Temporal Consistent 3D LiDAR Representation Learning for Semantic Perception in Autonomous Driving
Lucas Nunes · Louis Wiesmann · Rodrigo Marcuzzi · Xieyuanli Chen · Jens Behley · Cyrill Stachniss
West Building Exhibit Halls ABC 103
Semantic perception is a core building block in autonomous driving, since it provides information about the drivable space and location of other traffic participants. For learning-based perception, often a large amount of diverse training data is necessary to achieve high performance. Data labeling is usually a bottleneck for developing such methods, especially for dense prediction tasks, e.g., semantic segmentation or panoptic segmentation. For 3D LiDAR data, the annotation process demands even more effort than for images.
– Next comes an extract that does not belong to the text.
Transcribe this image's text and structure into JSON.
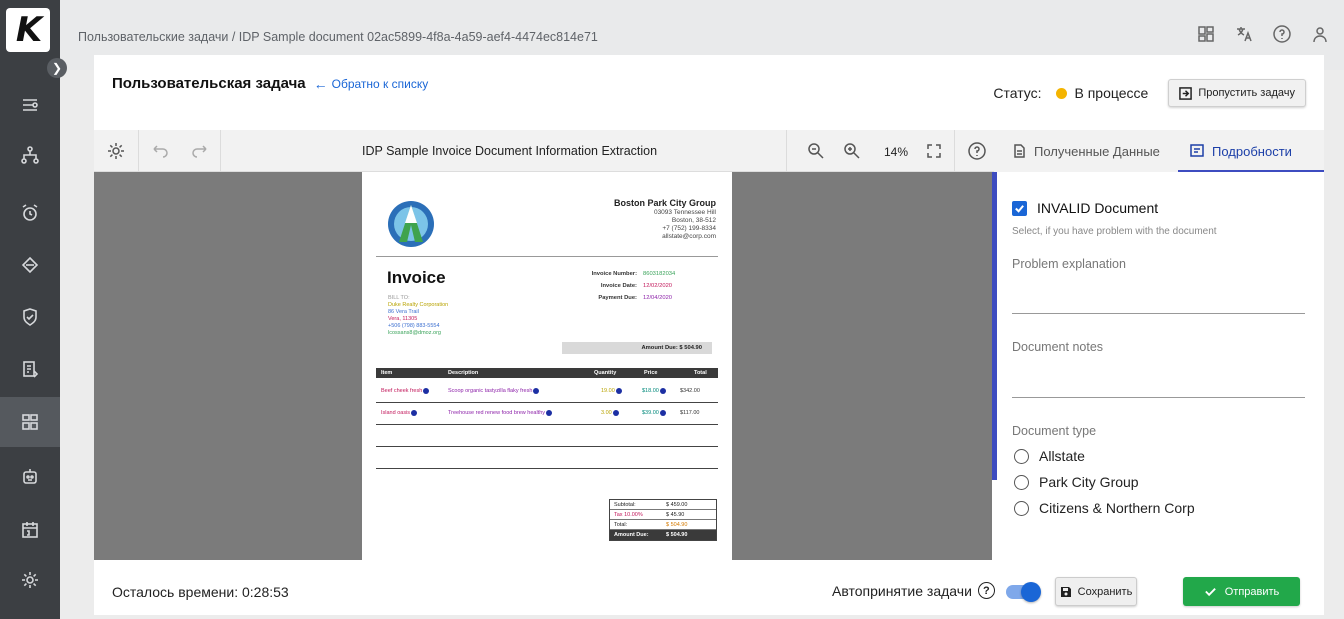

Especially in autonomous driving, point clouds are sparse, and objects appearance depends on its distance from the sensor, making it harder to acquire large amounts of labeled training data. This paper aims at taking an alternative path proposing a self-supervised representation learning method for 3D LiDAR data. Our approach exploits the vehicle motion to match objects across time viewed in different scans. We then train a model to maximize the point-wise feature similarities from points of the associated object in different scans, which enables to learn a consistent representation across time. The experimental results show that our approach performs better than previous state-of-the-art self-supervised representation learning methods when fine-tuning to different downstream tasks. We furthermore show that with only 10% of labeled data, a network pre-trained with our approach can achieve better performance than the same network trained from scratch with all labels for semantic segmentation on SemanticKITTI.